Je so’ pazzo: Sant’Eframo raccontato da Canova
Andrea Canova scandisce il suo racconto con l’alternarsi di immagini dei nuovi spazi pieni di colore del centro sociale, che hanno ripreso vita grazie ai numerosi progetti di accoglienza e sostegno alla comunità, e le immagini di stanze vuote, grigie e abbandonate che Michele, un ex internato, attraversa narrando, nelle pagine del suo diario, durante gli anni della sua detenzione. Michele è uno dei fortunati, perché ha trascorso in Ospedale Psichiatrico Giudiziario “solo” 5 anni e non ha subìto gravi abusi. Altri non sono stati così fortunati e hanno trascorso in quelle condizioni la maggior parte della loro vita. La durata della reclusione in Ospedale Psichiatrico Giudiziario, infatti, non era stabilita in modo definitivo, ma le misure di sicurezza potevano essere prorogate fino a trasformarsi di fatto in “ergastoli bianchi”. Molti, troppi, non sono riusciti ad adattarsi a vivere da reclusi e dimenticati e hanno trovato nel suicidio l’unica via di fuga.

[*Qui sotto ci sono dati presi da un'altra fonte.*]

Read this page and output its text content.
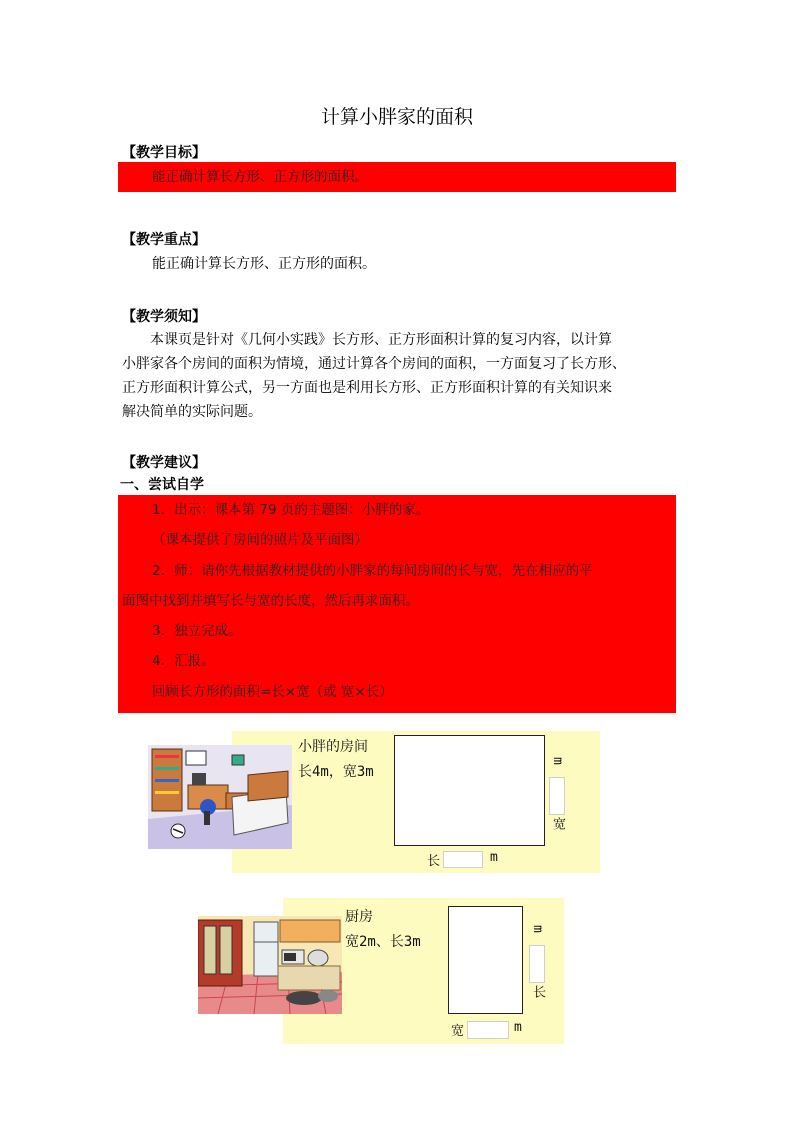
计算小胖家的面积
【教学目标】
能正确计算长方形、正方形的面积。
【教学重点】
能正确计算长方形、正方形的面积。
【教学须知】
本课页是针对《几何小实践》长方形、正方形面积计算的复习内容，以计算
小胖家各个房间的面积为情境，通过计算各个房间的面积，一方面复习了长方形、
正方形面积计算公式，另一方面也是利用长方形、正方形面积计算的有关知识来
解决简单的实际问题。
【教学建议】
一、尝试自学
1．出示：课本第 79 页的主题图：小胖的家。
（课本提供了房间的照片及平面图）
2．师：请你先根据教材提供的小胖家的每间房间的长与宽，先在相应的平
面图中找到并填写长与宽的长度，然后再求面积。
3．独立完成。
4．汇报。
回顾长方形的面积=长×宽（或 宽×长）
小胖的房间
长4m，宽3m
长	m
m
宽
厨房
宽2m、长3m
宽	m
m
长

Ospedale psichiatrico giudiziario: la testimonianza di Michele
Michele racconta la vita e l’alienazione degli internati, gli abusi di potere, le violenze, la difficile convivenza forzata in spazi ristretti, in cui regnavano gli odori acri e la mancanza d’igiene, la solitudine dolorosa. Dalle sue parole, dai suoi diari, dalle sue lettere, dai versi delle sue poesie emerge lo spaccato di una realtà che il mondo esterno ha cercato di ignorare, di cui ha cercato di liberarsi confinandolo fra quelle mura. Poche tracce della memoria di Sant’Eframo sono sopravvissute agli anni di abbandono e gli scritti di Michele sono la testimonianza più significativa della sua storia dimenticata.

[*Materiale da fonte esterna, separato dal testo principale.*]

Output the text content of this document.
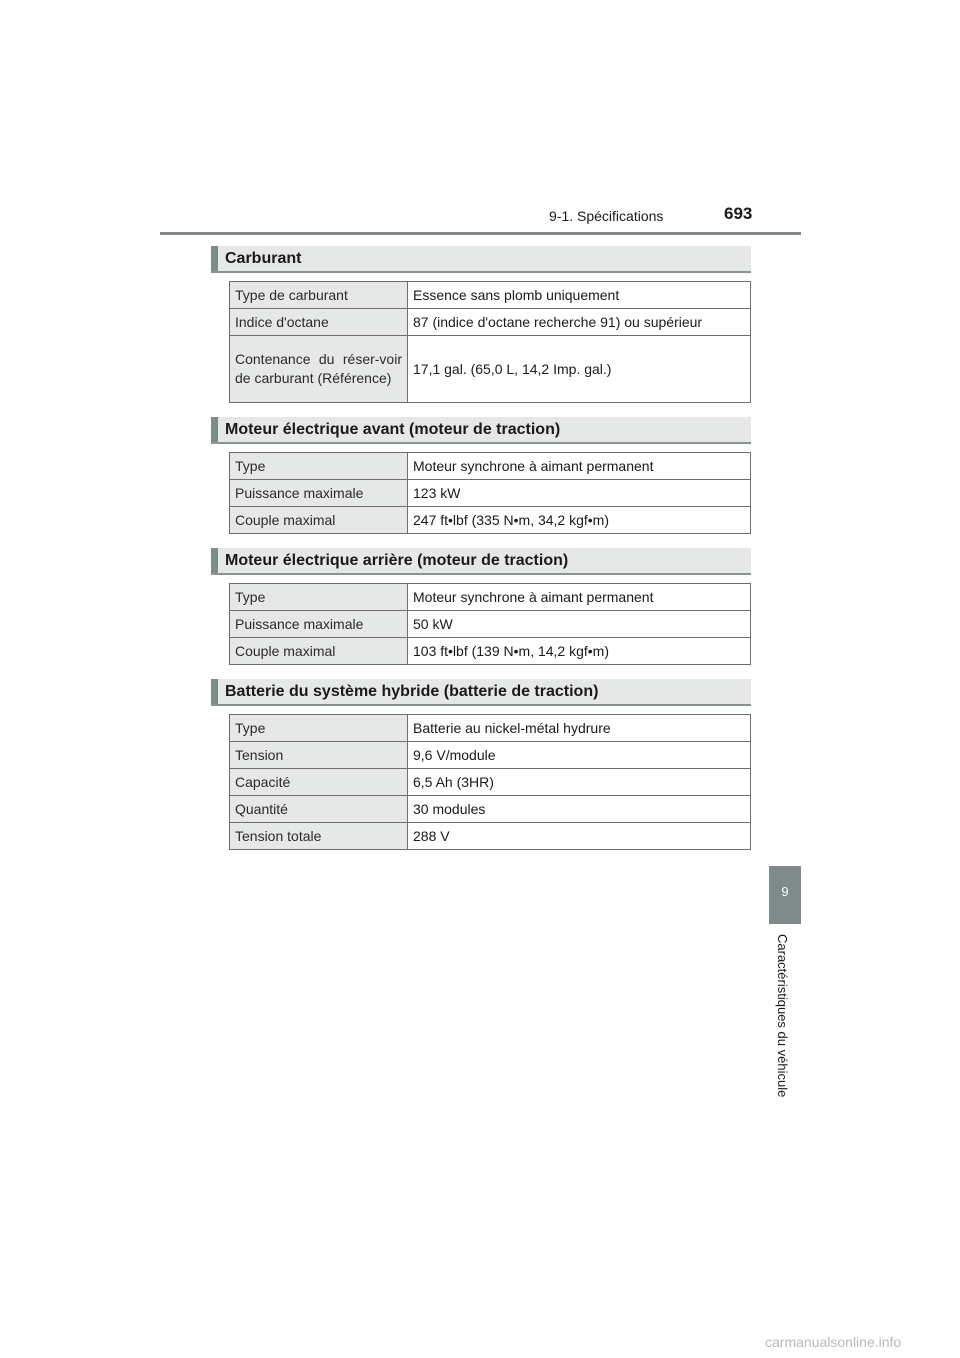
9-1. Spécifications	693
Carburant
Type de carburant	Essence sans plomb uniquement
Indice d'octane	87 (indice d'octane recherche 91) ou supérieur
Contenance du réser-voir de carburant (Référence)	17,1 gal. (65,0 L, 14,2 Imp. gal.)
Moteur électrique avant (moteur de traction)
Type	Moteur synchrone à aimant permanent
Puissance maximale	123 kW
Couple maximal	247 ft•lbf (335 N•m, 34,2 kgf•m)
Moteur électrique arrière (moteur de traction)
Type	Moteur synchrone à aimant permanent
Puissance maximale	50 kW
Couple maximal	103 ft•lbf (139 N•m, 14,2 kgf•m)
Batterie du système hybride (batterie de traction)
Type	Batterie au nickel-métal hydrure
Tension	9,6 V/module
Capacité	6,5 Ah (3HR)
Quantité	30 modules
Tension totale	288 V
9
Caractéristiques du véhicule
carmanualsonline.info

Je so’ pazzo: la rinascita, oggi
All’orrore di questo “carcere disumano” e del suo “popolo di dimenticati” fa da contraltare il coraggioso tentativo del collettivo di trasformare quei luoghi in uno spazio di accoglienza per tutti. Numerosi volontari mettono a disposizione professionalità, impegno e umanità per costruire una vera e propria comunità. E’ stata allestita una palestra, ci sono corsi di teatro, di ballo, un corso di italiano per immigrati, una camera popolare del lavoro, un ambulatorio medico e supporto psicologico. I ragazzi vengono qui a studiare, vengono aiutati a fare i compiti, giocano a pallone e in questo modo si tengono lontani dal “fare guai” per strada.
I colori dei murales, il suono della musica, i concerti fanno da cornice alle iniziative sociali. L’opera del collettivo dell’ex Ospedale Psichiatrico Giudiziario “Je so’ pazzo” è la testimonianza di un grande impegno a trasformare quello che per lunghi anni è stato teatro di continue violazioni di diritti umani in luogo di accoglienza e sostegno alle persone, un impegno affinché “non ci siano più esseri umani di serie B”.